Showing 1 to 10 of 20 Articles
doi: 10.1111/tpj.16185pmid: 36919199
Grasses derive from a family of monocotyledonous plants that includes crops of major economic importance such as wheat, rice, sorghum and barley, sharing a common ancestor some 100 million years ago. The genomic attributes of plant adaptation remain obscure and the consequences of recurrent whole genome duplications (WGD) or polyploidization events, a major force in plant evolution, remain largely speculative. We conducted a comparative analysis of omics data from ten grass species to unveil structural (inversions, fusions, fissions, duplications, substitutions) and regulatory (expression and methylation) basis of genome plasticity, as possible attributes of plant long lasting evolution and adaptation.
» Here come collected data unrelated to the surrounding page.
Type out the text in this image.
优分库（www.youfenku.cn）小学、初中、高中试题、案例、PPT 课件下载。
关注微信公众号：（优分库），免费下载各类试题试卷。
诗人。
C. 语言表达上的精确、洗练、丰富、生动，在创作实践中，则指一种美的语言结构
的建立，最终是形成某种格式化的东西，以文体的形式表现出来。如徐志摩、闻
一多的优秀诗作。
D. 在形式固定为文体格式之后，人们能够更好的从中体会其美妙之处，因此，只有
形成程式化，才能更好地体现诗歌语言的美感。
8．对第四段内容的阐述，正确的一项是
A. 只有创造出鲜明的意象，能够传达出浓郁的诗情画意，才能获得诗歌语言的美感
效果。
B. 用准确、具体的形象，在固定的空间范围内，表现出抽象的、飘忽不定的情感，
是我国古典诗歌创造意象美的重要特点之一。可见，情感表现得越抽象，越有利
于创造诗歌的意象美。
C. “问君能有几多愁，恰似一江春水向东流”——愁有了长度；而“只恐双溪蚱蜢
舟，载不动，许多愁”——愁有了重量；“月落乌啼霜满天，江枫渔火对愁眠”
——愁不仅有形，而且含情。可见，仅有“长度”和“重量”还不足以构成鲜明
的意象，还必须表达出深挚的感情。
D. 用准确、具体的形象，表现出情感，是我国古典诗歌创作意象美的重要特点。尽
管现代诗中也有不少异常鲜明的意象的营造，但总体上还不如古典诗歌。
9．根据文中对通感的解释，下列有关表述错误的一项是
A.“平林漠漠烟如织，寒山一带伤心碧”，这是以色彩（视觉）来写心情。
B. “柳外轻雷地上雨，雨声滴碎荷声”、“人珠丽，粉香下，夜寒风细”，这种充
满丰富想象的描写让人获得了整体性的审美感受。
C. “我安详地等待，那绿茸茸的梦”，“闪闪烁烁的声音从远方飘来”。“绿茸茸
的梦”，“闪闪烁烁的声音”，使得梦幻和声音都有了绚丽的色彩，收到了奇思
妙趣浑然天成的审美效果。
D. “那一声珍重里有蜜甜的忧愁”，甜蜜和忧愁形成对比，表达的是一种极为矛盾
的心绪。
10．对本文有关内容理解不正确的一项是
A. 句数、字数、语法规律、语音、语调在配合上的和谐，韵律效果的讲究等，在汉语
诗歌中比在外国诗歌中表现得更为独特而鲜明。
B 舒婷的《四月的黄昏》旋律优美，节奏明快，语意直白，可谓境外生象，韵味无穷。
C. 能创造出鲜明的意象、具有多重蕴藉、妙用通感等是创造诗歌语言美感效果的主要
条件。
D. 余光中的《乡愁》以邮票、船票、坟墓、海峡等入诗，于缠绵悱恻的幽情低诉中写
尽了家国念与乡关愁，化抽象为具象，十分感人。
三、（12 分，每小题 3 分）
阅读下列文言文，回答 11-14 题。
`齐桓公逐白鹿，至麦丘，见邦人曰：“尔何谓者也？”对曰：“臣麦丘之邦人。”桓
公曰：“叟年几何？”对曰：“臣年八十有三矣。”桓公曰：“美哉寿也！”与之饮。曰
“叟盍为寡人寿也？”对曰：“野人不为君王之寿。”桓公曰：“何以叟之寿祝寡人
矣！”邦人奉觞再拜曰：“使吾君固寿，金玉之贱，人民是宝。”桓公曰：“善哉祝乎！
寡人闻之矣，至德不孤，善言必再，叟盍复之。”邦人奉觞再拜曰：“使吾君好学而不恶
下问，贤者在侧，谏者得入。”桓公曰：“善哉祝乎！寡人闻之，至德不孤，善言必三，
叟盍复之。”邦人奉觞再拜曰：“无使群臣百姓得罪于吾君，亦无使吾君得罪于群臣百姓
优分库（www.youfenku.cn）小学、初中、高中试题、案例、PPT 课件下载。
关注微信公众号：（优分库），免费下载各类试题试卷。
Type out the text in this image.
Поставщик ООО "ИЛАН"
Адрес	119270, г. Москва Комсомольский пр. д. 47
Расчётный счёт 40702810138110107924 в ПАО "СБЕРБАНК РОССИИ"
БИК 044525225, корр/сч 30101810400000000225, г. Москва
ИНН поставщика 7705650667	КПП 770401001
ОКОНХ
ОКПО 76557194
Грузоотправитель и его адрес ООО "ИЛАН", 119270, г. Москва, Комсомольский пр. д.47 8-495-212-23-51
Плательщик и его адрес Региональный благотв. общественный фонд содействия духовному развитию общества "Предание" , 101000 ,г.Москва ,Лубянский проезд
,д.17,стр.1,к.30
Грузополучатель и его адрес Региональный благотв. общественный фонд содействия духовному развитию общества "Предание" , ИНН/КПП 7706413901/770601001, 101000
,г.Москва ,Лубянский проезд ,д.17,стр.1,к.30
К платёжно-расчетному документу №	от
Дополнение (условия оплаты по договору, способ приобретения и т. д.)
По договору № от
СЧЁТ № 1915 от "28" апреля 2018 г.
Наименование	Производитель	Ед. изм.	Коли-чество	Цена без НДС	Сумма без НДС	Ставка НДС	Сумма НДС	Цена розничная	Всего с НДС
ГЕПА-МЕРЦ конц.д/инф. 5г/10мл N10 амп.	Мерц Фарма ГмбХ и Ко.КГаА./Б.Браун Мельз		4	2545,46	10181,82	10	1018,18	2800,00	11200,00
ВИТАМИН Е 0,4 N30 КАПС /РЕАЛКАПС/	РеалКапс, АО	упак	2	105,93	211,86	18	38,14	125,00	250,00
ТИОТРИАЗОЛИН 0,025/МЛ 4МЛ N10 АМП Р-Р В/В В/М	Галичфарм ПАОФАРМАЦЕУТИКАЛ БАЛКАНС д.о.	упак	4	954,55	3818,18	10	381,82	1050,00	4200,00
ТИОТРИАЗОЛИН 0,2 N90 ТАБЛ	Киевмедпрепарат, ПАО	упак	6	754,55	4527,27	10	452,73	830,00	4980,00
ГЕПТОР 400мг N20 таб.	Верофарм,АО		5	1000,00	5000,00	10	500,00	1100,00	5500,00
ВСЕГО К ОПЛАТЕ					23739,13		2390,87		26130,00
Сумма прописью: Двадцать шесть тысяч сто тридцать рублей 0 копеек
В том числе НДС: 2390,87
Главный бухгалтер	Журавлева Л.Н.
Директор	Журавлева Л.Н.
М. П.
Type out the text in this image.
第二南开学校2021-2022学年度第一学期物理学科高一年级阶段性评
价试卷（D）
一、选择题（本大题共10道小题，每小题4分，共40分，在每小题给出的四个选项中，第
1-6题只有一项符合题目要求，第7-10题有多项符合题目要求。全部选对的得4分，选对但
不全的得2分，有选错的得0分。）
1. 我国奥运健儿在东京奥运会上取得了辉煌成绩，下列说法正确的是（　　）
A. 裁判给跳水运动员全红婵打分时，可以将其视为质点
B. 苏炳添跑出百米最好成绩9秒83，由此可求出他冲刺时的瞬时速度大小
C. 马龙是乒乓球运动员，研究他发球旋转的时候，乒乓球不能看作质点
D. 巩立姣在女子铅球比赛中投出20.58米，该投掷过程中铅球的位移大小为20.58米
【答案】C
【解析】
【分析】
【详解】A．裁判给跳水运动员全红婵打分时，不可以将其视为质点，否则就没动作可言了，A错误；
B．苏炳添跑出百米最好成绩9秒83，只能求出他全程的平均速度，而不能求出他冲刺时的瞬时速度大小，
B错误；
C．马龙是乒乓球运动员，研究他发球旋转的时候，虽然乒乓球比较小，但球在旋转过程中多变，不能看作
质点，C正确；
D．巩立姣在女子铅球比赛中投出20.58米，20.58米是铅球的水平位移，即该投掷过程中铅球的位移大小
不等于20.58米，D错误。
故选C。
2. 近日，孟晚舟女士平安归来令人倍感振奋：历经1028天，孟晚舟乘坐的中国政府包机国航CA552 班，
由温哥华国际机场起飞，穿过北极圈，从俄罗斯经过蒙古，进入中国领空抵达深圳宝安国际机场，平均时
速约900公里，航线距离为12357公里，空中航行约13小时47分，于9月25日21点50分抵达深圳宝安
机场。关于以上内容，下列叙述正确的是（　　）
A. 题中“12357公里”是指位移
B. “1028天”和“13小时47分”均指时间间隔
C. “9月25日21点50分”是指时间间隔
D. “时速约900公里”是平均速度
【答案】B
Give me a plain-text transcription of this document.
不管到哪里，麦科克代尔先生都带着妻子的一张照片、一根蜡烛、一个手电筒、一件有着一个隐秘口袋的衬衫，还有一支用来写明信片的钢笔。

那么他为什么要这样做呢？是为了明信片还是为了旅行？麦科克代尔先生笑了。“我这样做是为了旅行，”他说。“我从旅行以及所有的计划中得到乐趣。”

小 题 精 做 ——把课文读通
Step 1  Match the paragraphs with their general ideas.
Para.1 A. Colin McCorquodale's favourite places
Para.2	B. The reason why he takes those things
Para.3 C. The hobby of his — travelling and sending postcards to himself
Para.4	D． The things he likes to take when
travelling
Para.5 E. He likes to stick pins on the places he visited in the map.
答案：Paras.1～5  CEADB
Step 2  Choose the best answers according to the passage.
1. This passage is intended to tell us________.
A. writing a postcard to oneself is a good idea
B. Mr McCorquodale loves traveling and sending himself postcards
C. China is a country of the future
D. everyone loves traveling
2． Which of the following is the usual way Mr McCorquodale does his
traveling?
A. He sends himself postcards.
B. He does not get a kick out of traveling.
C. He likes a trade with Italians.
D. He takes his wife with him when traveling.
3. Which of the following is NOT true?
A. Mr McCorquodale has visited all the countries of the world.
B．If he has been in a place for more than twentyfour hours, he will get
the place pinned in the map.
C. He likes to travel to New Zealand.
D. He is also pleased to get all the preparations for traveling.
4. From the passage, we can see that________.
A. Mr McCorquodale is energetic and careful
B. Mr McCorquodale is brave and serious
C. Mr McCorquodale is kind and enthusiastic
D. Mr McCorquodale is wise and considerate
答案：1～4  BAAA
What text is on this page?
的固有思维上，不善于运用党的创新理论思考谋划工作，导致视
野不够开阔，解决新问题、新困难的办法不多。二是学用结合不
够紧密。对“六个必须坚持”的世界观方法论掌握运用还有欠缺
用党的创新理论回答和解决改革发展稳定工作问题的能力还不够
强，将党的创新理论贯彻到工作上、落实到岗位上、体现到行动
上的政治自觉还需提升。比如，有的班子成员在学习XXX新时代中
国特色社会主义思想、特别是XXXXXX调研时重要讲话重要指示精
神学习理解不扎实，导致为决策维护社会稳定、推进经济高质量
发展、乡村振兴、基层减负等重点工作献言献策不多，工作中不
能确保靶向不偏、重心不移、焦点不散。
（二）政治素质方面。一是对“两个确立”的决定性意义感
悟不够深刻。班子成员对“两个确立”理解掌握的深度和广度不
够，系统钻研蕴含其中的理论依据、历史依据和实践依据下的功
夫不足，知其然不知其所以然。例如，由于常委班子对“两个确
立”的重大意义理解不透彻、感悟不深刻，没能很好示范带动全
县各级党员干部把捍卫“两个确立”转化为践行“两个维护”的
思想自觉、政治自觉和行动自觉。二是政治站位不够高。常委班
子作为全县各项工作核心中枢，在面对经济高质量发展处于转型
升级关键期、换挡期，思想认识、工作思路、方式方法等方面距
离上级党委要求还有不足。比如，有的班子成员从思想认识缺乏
The present study demonstrates that diverged polyploid lineages sharing a common WGD event often present the same patterns of structural changes and evolutionary dynamics, but these patterns are difficult to generalize across independent WGD events as a result of non‐WGD factors such as selection and domestication of crops. Polyploidy is unequivocally linked to the evolutionary success of grasses during the past 100 million years, although it remains difficult to attribute this success to particular genomic consequences of polyploidization, suggesting that polyploids harness the potential of genome duplication, at least partially, in lineage‐specific ways. Overall, the present study clearly demonstrates that post‐polyploidization reprogramming is more complex than traditionally reported in investigating single species and calls for a critical and comprehensive comparison across independently polyploidized lineages.